Fazla Mesai: İblis Vardiyası

Kan içinde kalmıştım, her yanım sızlıyor ve nefes almakta güçlük çekiyordum. Düğmeye şimdi basmazsam artık düğmeye basacak bir ben olmayacaktı. Saniyelerle yarışıyordum, bir mucize gerçekleşse dediğim o anda iş arkadaşım Sarp’ın müthiş bir hızla düğmeye doğru koştuğunu gördüm, kılıcının kabzasını avucum kadar olan kırmızı düğmeye fırlattı. Nişan yeteneği her zaman iyi olmuştur, hatta bazen neden ok değil de kılıç seçti diye merak ederdim. Doğru zamanda kılıcın kabzası düğmeye isabet etti. Şansın yüzümüze güldüğü anlardan biriydi. Acil durum butonu tam olması gerektiği gibi çalıştı ve bize zarar vermeyecek şekilde bir patlamaya sebep oldu. Bundan birkaç saniye önce canla başla savaştığımız iblisler artık yoktu. Adrenalinin yavaş yavaş vücudumdan çekildiğini hissettim ve dizlerimin üzerine çöktüm. Yaralarımın acısını şimdi tam anlamıyla hissetmeye başlamıştım, hoş bir his olmadığını belirtmek isterim.

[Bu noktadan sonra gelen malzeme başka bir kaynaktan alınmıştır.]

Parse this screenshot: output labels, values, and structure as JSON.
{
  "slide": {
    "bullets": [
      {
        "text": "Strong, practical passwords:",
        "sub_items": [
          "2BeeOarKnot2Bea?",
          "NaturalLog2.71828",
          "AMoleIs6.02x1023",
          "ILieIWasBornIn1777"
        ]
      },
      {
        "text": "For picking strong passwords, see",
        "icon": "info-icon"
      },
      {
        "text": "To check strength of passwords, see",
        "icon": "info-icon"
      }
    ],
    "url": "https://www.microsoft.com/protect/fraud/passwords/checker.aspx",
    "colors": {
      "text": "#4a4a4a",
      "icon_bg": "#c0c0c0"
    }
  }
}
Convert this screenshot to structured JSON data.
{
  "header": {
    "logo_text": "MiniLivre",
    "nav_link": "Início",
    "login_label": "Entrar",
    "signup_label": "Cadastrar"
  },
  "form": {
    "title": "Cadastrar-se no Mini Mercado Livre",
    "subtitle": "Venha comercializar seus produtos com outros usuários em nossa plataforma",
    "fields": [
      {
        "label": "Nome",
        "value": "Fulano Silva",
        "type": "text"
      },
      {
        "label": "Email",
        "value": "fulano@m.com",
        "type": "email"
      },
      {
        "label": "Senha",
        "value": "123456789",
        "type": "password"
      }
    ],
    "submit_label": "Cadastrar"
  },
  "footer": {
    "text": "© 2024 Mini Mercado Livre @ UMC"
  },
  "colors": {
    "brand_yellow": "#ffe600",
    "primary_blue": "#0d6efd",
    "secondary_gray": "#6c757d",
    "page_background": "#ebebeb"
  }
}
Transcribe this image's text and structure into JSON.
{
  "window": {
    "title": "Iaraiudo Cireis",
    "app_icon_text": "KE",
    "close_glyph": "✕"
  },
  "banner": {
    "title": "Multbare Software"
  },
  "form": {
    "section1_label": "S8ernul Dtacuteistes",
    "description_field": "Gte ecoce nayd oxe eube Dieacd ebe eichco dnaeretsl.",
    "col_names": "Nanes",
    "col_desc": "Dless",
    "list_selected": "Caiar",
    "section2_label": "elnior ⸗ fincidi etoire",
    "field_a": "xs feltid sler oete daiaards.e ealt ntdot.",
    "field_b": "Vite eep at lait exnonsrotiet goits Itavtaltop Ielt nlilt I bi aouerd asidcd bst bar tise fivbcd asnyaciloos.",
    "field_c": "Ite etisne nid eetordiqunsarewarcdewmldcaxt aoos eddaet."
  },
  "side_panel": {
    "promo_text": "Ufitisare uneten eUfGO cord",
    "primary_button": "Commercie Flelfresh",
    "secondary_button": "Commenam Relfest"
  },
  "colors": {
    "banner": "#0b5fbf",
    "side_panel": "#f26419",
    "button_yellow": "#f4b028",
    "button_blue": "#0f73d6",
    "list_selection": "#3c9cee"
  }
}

Niye mi bu haldeydik? Mesaiye kaldık diyebilirim. Biz iblis avcıları birliğinin birer üyesiyiz. İsminin havalı durduğuna bakmayın, kahveleri soğuk ve sürekli fazla mesaiye kalıyorum. Herneyse, bizim görevimiz iblisleri yok etmek. İblisten kastım da az önce patlamayla ölen yaratıklar. Siz fanilerin ölümcül salgın, deprem, sel ve daha birçok felaket olarak bildiğiniz şeyler. Biz de şanslı ekip olarak bu iblisleri engellemeye çalışıyoruz. Sarp ve ben az önce 6 Şubat’ta Hatay’da yaşanacak bir depremi engelledik. Anlamışsınızdır ki felaket ne kadar büyük olursa iblisler o kadar zorlayıcı oluyor. Bu yüzden yerde kanlar içinde yatıyorum ya. 

Sarp tehlikenin geçtiğinden emin olduğunda bana doğru koştu. Kanamalarım yavaş yavaş durmaya başlamıştı ama hala kötü bir haldeydim. Siz fanilerle biz avcıları ayıran bir diğer özellik de bu: Sizden daha hızlı iyileşiyoruz, tabii şu anda bütün bir yaralarımın kapandığı yok ama ölüm tehlikem geçti diyebilirim. “Sandığımdan daha kötüsün İpek” dedi. Sesindeki endişe duyulmayacak gibi değildi. “İyiyim ben, merak etme daha kötü günler gördüğüm oldu.” diyerek yanıtladım. Neyi kastettiğimi biliyordu. 2020 yılında bütün bir dünyayı etkileyecek büyük bir salgını durdurmuştuk. 7 kişilik bir ekip ve 2’si ölümcül 4 yaralıyla anca durdurabilmiştik.

Sarp beni kucağına aldı. Yaralarımın acısı olmasa yaşadığımız romantizmin utancından oracıkta ölebilirdim ama canım çok yanıyordu. Sarp ışınlanma gücünü kullandı ve bizi güvenli bölgeye ışınladı. Biz avcıların süper güçleri olduğunu söylemiş miydim? Şimdi neden siz fanilerin iblisleri göremeyip müdahale edemediğini anlıyorsunuzdur. Beni hasta yatağına yatırdı ve benimle ilgilenmeleri için iki şifa perisi çağırdı. Yattığım yataktan ona baktım. Benzi soluktu, zaten bitkinken bir de biz ışınlaması enerjisini sömürmüştü. “Üzerime bayılmadan bir yere otur.” dedim. Belli belirsiz kıkırdadı ama dediğimi yapıp yanımdaki sandalyeye oturdu. Sabırsızlıkla sordum:“Ee şimdi ne yapıyoruz?” “Bi dur be kızım daha yeni görevden döndük hem yaralısın.” diyerek hafifçe azarladı beni. Telefonunu açıp görev bildirimlerine baktı. “Merak etme, yakın bir gelecekte rahat oturacağa benzemiyoruz, Türkiye’nin boş durduğu yok.” Haklıydı, Türkiye’nin başı felaketten kurtulmuyordu. E bize de fazla mesai yapmak düşüyordu.